De laatste jaren is de hoeveelheid teken in het algemeen enorm toegenomen. Sommige teken dragen de Borelia-bacterie, de veroorzaker van de ziekte van Lyme en bij paarden tevens de ziektes Piroplasmose en Anaplasmose. Aangezien teken zich in bossen, beschutte weilanden, duinen en op de heide ophouden vormen ze ook voor paarden een gevaar.
Ze zijn actief van maart tot november maar na een zachte winter kan je ze al eerder vinden. Gelukkig hoeft niet iedere tekenbeet meteen Lyme te veroorzaken. Wanneer ze minder dan 24 uur op het paard geplakt zitten is de kans vrij klein dat de bacterie overgedragen is. Ook kan het afweersysteem van het lichaam in actie komen en de bacterie tijdig opruimen. De ziekte van Lyme kan bij een paard symptomen geven als lage koorts, wisselende kreupelheden, gewichtsverlies, maandblindheid, neurologische verschijnselen, gewrichtspijn en spiergevoeligheid.
Wat te doen tegen teken bij paarden?
Als een paard een tekenbeet heeft, is het belangrijk om snel en zorgvuldig te handelen om infecties of ziektes zoals Lyme of babesiose te voorkomen. Hier zijn de stappen die je moet volgen:
1. Verwijder de teek onmiddellijk
Gebruik een tekentang of een speciaal tekentool om de teek veilig te verwijderen.

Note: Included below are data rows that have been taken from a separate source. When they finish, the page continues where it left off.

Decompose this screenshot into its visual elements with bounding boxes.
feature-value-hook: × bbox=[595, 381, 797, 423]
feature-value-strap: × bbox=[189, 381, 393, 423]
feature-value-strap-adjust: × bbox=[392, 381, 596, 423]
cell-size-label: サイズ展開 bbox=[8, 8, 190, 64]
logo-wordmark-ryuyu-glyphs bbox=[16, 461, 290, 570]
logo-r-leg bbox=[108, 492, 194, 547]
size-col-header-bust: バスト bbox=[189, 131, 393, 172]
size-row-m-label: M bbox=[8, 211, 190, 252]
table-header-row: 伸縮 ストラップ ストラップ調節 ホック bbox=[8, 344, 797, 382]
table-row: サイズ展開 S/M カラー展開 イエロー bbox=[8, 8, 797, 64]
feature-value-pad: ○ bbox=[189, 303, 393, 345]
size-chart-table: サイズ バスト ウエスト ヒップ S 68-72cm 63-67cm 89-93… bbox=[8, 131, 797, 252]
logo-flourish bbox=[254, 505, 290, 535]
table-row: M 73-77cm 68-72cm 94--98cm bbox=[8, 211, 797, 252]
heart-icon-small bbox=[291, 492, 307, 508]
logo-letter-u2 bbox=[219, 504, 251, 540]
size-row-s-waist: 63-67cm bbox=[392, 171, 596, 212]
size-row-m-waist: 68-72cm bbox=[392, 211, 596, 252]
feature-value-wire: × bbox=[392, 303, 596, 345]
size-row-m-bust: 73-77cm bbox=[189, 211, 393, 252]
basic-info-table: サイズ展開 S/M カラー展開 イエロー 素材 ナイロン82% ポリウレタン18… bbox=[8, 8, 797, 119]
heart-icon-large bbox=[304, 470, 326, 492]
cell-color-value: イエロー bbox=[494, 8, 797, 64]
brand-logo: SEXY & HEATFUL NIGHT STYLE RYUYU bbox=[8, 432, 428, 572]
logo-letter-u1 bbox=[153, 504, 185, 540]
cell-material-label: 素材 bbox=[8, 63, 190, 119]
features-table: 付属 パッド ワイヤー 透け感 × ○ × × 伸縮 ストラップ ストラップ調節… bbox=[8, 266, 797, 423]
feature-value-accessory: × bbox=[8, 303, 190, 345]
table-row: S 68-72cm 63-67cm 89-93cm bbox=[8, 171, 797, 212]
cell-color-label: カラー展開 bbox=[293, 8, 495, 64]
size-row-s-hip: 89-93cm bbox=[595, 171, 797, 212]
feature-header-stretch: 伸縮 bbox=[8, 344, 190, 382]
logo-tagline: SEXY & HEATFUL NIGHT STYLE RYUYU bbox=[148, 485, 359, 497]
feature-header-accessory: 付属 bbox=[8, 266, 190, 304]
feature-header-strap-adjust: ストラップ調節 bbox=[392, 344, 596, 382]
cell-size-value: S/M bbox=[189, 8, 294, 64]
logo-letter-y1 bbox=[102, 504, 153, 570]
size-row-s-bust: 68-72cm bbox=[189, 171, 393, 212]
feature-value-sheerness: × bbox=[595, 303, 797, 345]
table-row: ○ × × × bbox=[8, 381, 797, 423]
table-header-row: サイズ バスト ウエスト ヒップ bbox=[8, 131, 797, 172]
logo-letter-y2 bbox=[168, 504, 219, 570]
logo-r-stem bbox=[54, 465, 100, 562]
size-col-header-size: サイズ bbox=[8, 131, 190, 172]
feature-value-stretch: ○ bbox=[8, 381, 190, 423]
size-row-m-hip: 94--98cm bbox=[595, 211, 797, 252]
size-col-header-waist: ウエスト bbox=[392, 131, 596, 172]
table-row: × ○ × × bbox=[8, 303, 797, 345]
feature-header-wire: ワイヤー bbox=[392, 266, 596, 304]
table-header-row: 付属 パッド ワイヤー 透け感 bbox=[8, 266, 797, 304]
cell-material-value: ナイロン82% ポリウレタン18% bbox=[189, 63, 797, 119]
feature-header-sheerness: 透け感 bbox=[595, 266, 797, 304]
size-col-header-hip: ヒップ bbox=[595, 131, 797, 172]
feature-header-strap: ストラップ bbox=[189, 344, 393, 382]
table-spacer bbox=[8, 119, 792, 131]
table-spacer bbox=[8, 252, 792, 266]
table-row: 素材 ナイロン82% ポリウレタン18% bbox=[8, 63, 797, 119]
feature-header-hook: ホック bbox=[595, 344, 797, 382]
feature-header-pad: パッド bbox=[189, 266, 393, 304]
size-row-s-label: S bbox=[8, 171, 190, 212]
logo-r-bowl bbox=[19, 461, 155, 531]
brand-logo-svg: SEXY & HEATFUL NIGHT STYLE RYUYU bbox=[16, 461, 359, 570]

Pak de teek zo dicht mogelijk bij de huid vast en trek deze met een rechte, rustige beweging eruit. Draai niet aan de teek om te voorkomen dat de kop achterblijft.
Controleer na verwijdering of de teek volledig is verwijderd (kop en lichaam).
2. Reinig de plek van de tekenbeet
Maak de beetplek schoon met een ontsmettingsmiddel zoals betadine of alcohol.
Controleer regelmatig of de plek niet rood, gezwollen of warm wordt.
3. Houd het paard in de gaten
Let op tekenen van infectie, zoals zwelling, pijn, of pus bij de beetplek.
Houd je paard ook in de gaten voor algemene symptomen zoals sloomheid, koorts, kreupelheid, of verlies van eetlust. Dit kunnen tekenen zijn van een tekenziekte.
4. Bewaar de teek (optioneel)
Als je twijfelt of de teek ziektes kan overbrengen, kun je de teek bewaren in een afgesloten potje (bijvoorbeeld met alcohol) om later te laten testen.
5. Overleg met een dierenarts
Neem contact op met een dierenarts als:
- Het paard symptomen van ziekte vertoont.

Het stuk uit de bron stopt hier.